Desde que se ha publicado en el periódico el anuncio de Katarina, ella tiene un nuevo oficio: enseñar su piso y visitar otros. Ese trabajo adicional no le impide realizar el habitual, al contrario, de alguna manera lo complementa: consiste en recibir y visitar a personas desconocidas, calcular sus ingresos y reputación, husmear en los rincones secretos donde duermen y donde fornican, enterarse, por los vecinos que se confían fácilmente, de sus extravagancias y destinos. Así, sopesa, compara, elige; todo esto no sólo se le permite a Katarina, sino que se lo imponen, porque todo el que responde al anuncio trae consigo el deseo humillante de un espacio más amplio, y Katarina tiene tres estancias enteras que está dispuesta a ceder a cambio de dos o de una, siempre que la distribución sea adecuada.

Su nuevo poder la embriaga, es incapaz de no hacer partícipes a todos sus conocidos so pretexto de pedir consejo. Y la emoción con la que transmite ese poder es contagiosa. Además, la posibilidad de contar con un nuevo piso con entrada particular para dar rienda suelta a las citas amorosas, espolea la imaginación de las chicas y de los visitantes expulsados de la casa de Paula y asustados en la de la tía Ruža. Apostados a distancia unos de otros, esperan a Katarina en las esquinas de la calle, rondan por los alrededores de su casa y, si no hay nadie a la vista, tocan el timbre y la hacen salir al portal para enterarse de algo o comunicarle una nueva dirección, o arrancarle la promesa de que fijará un plazo.

Finalmente, ella misma no puede soportar la tensión que ha suscitado. Todavía duda entre dos pisos que le han quedado como única opción: un estudio en los aledaños de los grandes almacenes, y un poco más lejos, junto a la iglesia uniata, un cuarto con una cocina minúscula. Pero justo estos días le ha llegado el rumor de que Beba ha decidido engañar a su técnico porque está recortándole la asignación prometida. Y Beba es un botín demasiado valioso para que Katarina la deje en manos de otros o la abandone al azar que asola las calles y cafés. Como lugar provisional de las citas de la muchacha, a la par que como terreno de adiestramiento para los encuentros en circunstancias más favorables, se fija el desván encima de la vivienda actual de Katarina, en la calle Smiljanić.

Las escaleras de madera que conducen al desván están ancladas en su base al suelo del pasillo, enfrente de la puerta de Katarina. Aquí, en el juego de pálidas luces de la calle y del patio, la anfitriona aguarda al cliente a la hora acordada. Da vueltas y aguza el oído, inquieta, ¿asomará quizá la cara curiosa de un vecino? ¿Resuenan en la calle pasos que se acercan? En ese caso encaminaría al hombre rápidamente a su piso, cantando sus excelencias, como si el objetivo de la cita con él fuera el intercambio anunciado en el periódico. Si, no obstante, se convence de que todo marcha bien, se aproximará de puntillas a la base de la escalera y, sin palabras, con el pulgar enhiesto cual dardo, señalará hacia arriba. El cliente, que sólo espera esa señal, tenderá la mano temblorosa y sudada hacia la barandilla de las escaleras y se encaramará por ellas tan rápido como se lo permitan la edad y su peso.
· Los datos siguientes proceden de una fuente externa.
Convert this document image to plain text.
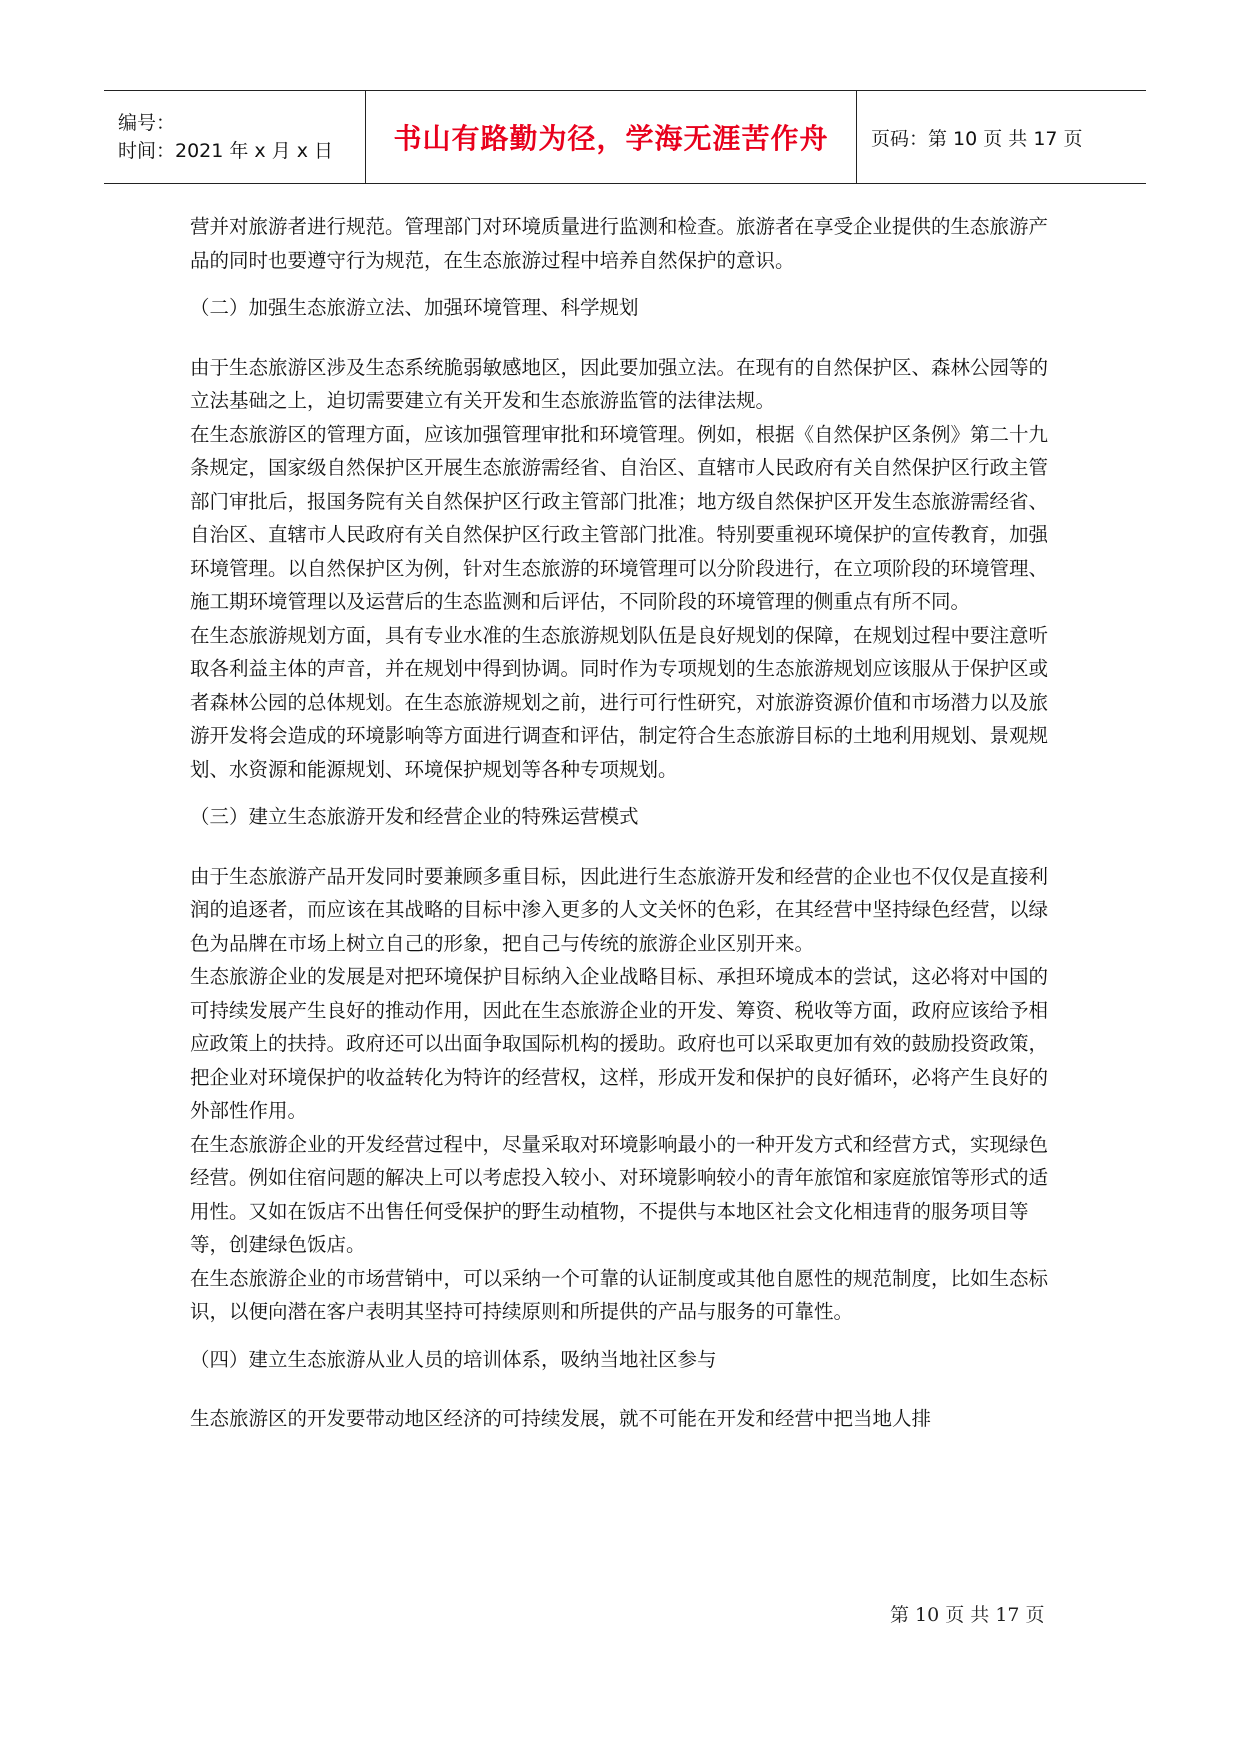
编号：
时间：2021 年 x 月 x 日	书山有路勤为径，学海无涯苦作舟 页码：第 10 页 共 17 页

营并对旅游者进行规范。管理部门对环境质量进行监测和检查。旅游者在享受企业提供的生态旅游产品的同时也要遵守行为规范，在生态旅游过程中培养自然保护的意识。

（二）加强生态旅游立法、加强环境管理、科学规划

由于生态旅游区涉及生态系统脆弱敏感地区，因此要加强立法。在现有的自然保护区、森林公园等的立法基础之上，迫切需要建立有关开发和生态旅游监管的法律法规。

在生态旅游区的管理方面，应该加强管理审批和环境管理。例如，根据《自然保护区条例》第二十九条规定，国家级自然保护区开展生态旅游需经省、自治区、直辖市人民政府有关自然保护区行政主管部门审批后，报国务院有关自然保护区行政主管部门批准；地方级自然保护区开发生态旅游需经省、自治区、直辖市人民政府有关自然保护区行政主管部门批准。特别要重视环境保护的宣传教育，加强环境管理。以自然保护区为例，针对生态旅游的环境管理可以分阶段进行，在立项阶段的环境管理、施工期环境管理以及运营后的生态监测和后评估，不同阶段的环境管理的侧重点有所不同。

在生态旅游规划方面，具有专业水准的生态旅游规划队伍是良好规划的保障，在规划过程中要注意听取各利益主体的声音，并在规划中得到协调。同时作为专项规划的生态旅游规划应该服从于保护区或者森林公园的总体规划。在生态旅游规划之前，进行可行性研究，对旅游资源价值和市场潜力以及旅游开发将会造成的环境影响等方面进行调查和评估，制定符合生态旅游目标的土地利用规划、景观规划、水资源和能源规划、环境保护规划等各种专项规划。

（三）建立生态旅游开发和经营企业的特殊运营模式

由于生态旅游产品开发同时要兼顾多重目标，因此进行生态旅游开发和经营的企业也不仅仅是直接利润的追逐者，而应该在其战略的目标中渗入更多的人文关怀的色彩，在其经营中坚持绿色经营，以绿色为品牌在市场上树立自己的形象，把自己与传统的旅游企业区别开来。

生态旅游企业的发展是对把环境保护目标纳入企业战略目标、承担环境成本的尝试，这必将对中国的可持续发展产生良好的推动作用，因此在生态旅游企业的开发、筹资、税收等方面，政府应该给予相应政策上的扶持。政府还可以出面争取国际机构的援助。政府也可以采取更加有效的鼓励投资政策，把企业对环境保护的收益转化为特许的经营权，这样，形成开发和保护的良好循环，必将产生良好的外部性作用。

在生态旅游企业的开发经营过程中，尽量采取对环境影响最小的一种开发方式和经营方式，实现绿色经营。例如住宿问题的解决上可以考虑投入较小、对环境影响较小的青年旅馆和家庭旅馆等形式的适用性。又如在饭店不出售任何受保护的野生动植物，不提供与本地区社会文化相违背的服务项目等等，创建绿色饭店。

在生态旅游企业的市场营销中，可以采纳一个可靠的认证制度或其他自愿性的规范制度，比如生态标识，以便向潜在客户表明其坚持可持续原则和所提供的产品与服务的可靠性。

（四）建立生态旅游从业人员的培训体系，吸纳当地社区参与

生态旅游区的开发要带动地区经济的可持续发展，就不可能在开发和经营中把当地人排

第 10 页 共 17 页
Se quedará allá arriba hasta que Katarina considere que se le ha terminado el tiempo y suba hasta el último escalón, a llamarlo para que baje, y lo empuje a la calle en el momento de calma que ha estado acechando.

El desván al que el hombre llega es pequeño; en él reina la penumbra, y un polvo fino y el aire rancio le hacen cosquillas en las mucosas de la nariz. Destacándose en la oscuridad, en un rincón distante, una ventana practicada en el tejado derrama una luz clara sobre un cuadro vivo, un cuadro que ensombrece todas las demás impresiones a las que los sentidos del visitante están expuestos. Bajo el haz de luz está extendido el abrigo negro del difunto contable; sobre él, sentada, con las torneadas piernas encogidas y, debido al bajo tejado en pendiente, acodada sobre los esbeltos brazos desnudos, se halla Beba. Su rostro está iluminado como un escudo, los ojos abiertos de par en par porque no puede distinguir la figura que se le acerca en la penumbra, y los labios crispados de angustia porque es consciente de que, suceda lo que suceda, no puede dejar escapar ningún sonido de su boca, pues entonces toda la calle correría a ver su vergüenza.